Dal 24 maggio 1915 al Web, dall’ultimo atto Risorgimentale al senso di responsabilità
Il 24 maggio 1915, l’Italia entrava in guerra contro gli Imperi centrali, gettandosi nella Prima Guerra Mondiale, dieci mesi dopo l’inizio delle ostilità in Europa.
Come sempre accade il nostro Paese entro in guerra diviso tra interventisti e neutralisti, ma diversamente dallo spirito odierno – scesa in guerra – tutta l’Italia si strinse ai suoi soldati che difesero i confini sulle sponde del Piave e dell’Isonzo, nelle trincee del Carso e della Bainsizza, di Asiago e di Passo Buole, di Caporetto e di Vittorio Veneto.
La Prima Guerra Mondiale fu un tragico massacro: coinvolse 27 paesi, costò 10 milioni di morti, 20 milioni di feriti, enormi distruzioni; l’Italia pagò con il sacrificio di 700 mila morti, rinforzò i confini ed ottenne le città di Trento e Trieste.
Le battaglie furono svolte nelle trincee, le truppe lottarono impantanate nel fango, furono impiegate nuove armi di distruzione come: aerei, carri armati, mitragliatrici, gas tossici, come il fosgene e l’iprite.
Fu, come definita da alcuni storici, la prima guerra moderna.
Il 26 gennaio 1917 a Santa Maria la Longa, una località in provincia di Udine, Giuseppe Ungaretti, reduce dai combattimenti sulla Carnia, scrisse la nota poesia “Mattina” forse il più bell’inno alla Pace; una poesia che alle scuole elementari mi fece provare i primi brividi di emozione tanto era forte il coinvolgimento che procurava.
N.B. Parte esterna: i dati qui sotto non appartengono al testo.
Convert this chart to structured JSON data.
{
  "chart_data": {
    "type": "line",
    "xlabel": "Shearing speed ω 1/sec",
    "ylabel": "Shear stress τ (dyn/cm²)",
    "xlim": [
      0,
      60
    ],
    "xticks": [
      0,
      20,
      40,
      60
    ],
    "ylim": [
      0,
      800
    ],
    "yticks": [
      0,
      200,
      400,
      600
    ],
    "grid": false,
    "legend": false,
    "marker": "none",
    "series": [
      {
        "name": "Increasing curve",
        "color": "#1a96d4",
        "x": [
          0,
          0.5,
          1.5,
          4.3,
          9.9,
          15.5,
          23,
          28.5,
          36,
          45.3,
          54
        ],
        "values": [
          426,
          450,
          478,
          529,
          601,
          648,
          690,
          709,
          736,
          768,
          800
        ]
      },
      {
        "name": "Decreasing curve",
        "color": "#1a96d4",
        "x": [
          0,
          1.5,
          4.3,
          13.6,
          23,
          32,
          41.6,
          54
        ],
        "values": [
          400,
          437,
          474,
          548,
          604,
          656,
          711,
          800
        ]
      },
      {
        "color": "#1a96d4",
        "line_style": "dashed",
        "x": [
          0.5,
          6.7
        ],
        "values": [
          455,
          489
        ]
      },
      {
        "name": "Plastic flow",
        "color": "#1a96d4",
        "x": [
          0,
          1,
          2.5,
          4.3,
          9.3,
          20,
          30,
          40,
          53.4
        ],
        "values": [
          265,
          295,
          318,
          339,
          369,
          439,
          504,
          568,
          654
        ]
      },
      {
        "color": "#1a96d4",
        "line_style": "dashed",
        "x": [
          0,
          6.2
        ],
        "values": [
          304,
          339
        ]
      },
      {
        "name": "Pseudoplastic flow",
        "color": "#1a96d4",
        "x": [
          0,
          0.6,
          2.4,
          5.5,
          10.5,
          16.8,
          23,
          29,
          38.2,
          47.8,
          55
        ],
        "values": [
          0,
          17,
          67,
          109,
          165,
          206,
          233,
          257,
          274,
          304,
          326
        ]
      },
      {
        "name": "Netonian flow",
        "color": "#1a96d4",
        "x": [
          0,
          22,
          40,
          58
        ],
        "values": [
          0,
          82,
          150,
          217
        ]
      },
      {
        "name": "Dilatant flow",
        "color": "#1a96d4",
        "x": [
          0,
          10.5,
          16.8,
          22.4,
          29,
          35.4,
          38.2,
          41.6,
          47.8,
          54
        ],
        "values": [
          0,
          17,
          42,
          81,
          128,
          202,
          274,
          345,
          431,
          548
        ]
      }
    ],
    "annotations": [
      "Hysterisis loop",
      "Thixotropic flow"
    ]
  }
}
Oggi, nell’era di Internet, abbiamo dimenticato quelle atrocità, godiamo degli strumenti della condivisione offerti dai social network e più in generale dal Web, viviamo apparentemente in Pace per poi essere coinvolti dalle ridicole battaglie politiche per l’elezioni amministrative.
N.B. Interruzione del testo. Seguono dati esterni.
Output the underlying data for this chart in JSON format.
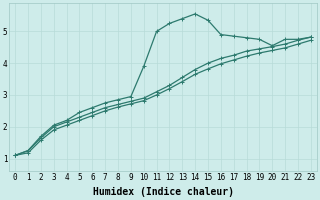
{
  "xlabel": "Humidex (Indice chaleur)",
  "ylabel": "",
  "background_color": "#ceecea",
  "line_color": "#2d7a6e",
  "grid_color": "#b8dbd8",
  "xlim": [
    -0.5,
    23.5
  ],
  "ylim": [
    0.6,
    5.9
  ],
  "xticks": [
    0,
    1,
    2,
    3,
    4,
    5,
    6,
    7,
    8,
    9,
    10,
    11,
    12,
    13,
    14,
    15,
    16,
    17,
    18,
    19,
    20,
    21,
    22,
    23
  ],
  "yticks": [
    1,
    2,
    3,
    4,
    5
  ],
  "line1_x": [
    0,
    1,
    2,
    3,
    4,
    5,
    6,
    7,
    8,
    9,
    10,
    11,
    12,
    13,
    14,
    15,
    16,
    17,
    18,
    19,
    20,
    21,
    22,
    23
  ],
  "line1_y": [
    1.1,
    1.25,
    1.7,
    2.05,
    2.2,
    2.45,
    2.6,
    2.75,
    2.85,
    2.95,
    3.9,
    5.0,
    5.25,
    5.4,
    5.55,
    5.35,
    4.9,
    4.85,
    4.8,
    4.75,
    4.55,
    4.75,
    4.75,
    4.82
  ],
  "line2_x": [
    0,
    1,
    2,
    3,
    4,
    5,
    6,
    7,
    8,
    9,
    10,
    11,
    12,
    13,
    14,
    15,
    16,
    17,
    18,
    19,
    20,
    21,
    22,
    23
  ],
  "line2_y": [
    1.1,
    1.25,
    1.65,
    2.0,
    2.15,
    2.3,
    2.45,
    2.6,
    2.7,
    2.8,
    2.9,
    3.1,
    3.3,
    3.55,
    3.8,
    4.0,
    4.15,
    4.25,
    4.38,
    4.45,
    4.52,
    4.6,
    4.72,
    4.82
  ],
  "line3_x": [
    0,
    1,
    2,
    3,
    4,
    5,
    6,
    7,
    8,
    9,
    10,
    11,
    12,
    13,
    14,
    15,
    16,
    17,
    18,
    19,
    20,
    21,
    22,
    23
  ],
  "line3_y": [
    1.1,
    1.18,
    1.58,
    1.9,
    2.05,
    2.2,
    2.35,
    2.5,
    2.62,
    2.72,
    2.82,
    3.0,
    3.2,
    3.42,
    3.65,
    3.82,
    3.98,
    4.1,
    4.22,
    4.32,
    4.4,
    4.48,
    4.6,
    4.72
  ],
  "marker": "+",
  "marker_size": 3,
  "line_width": 0.9,
  "xlabel_fontsize": 7,
  "tick_fontsize": 5.5
}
Assistiamo ad attacchi mediatici: feroci, diffamanti e privi di ogni civiltà democratica.
Ci si chiede se rispettiamo la memoria di quei giovani morti, caduti nel fango, nel gelo della montagna e, nell’ultimo loro sguardo, l’immagine di appartenenza ad una terra chiamata Italia.
Ho visitato il Sacrario del Redipuglia, in cui sono conservate le ossa di 100.000 caduti e tra queste anche quelle di Domenico Melica, classe 1989, 139° Reggimento III^ Armata del Duca d’Aosta; dovete sapere che uscendo da quel luogo sacro ci si imbatte in una lapide in cui potete leggere: “O Viventi che uscite, se non vi sentite più sereno e più gagliardo l’animo, Voi sarete venuti qui invano”.
Da quel giorno il mio animo è più sereno, più gagliardo, più responsabile.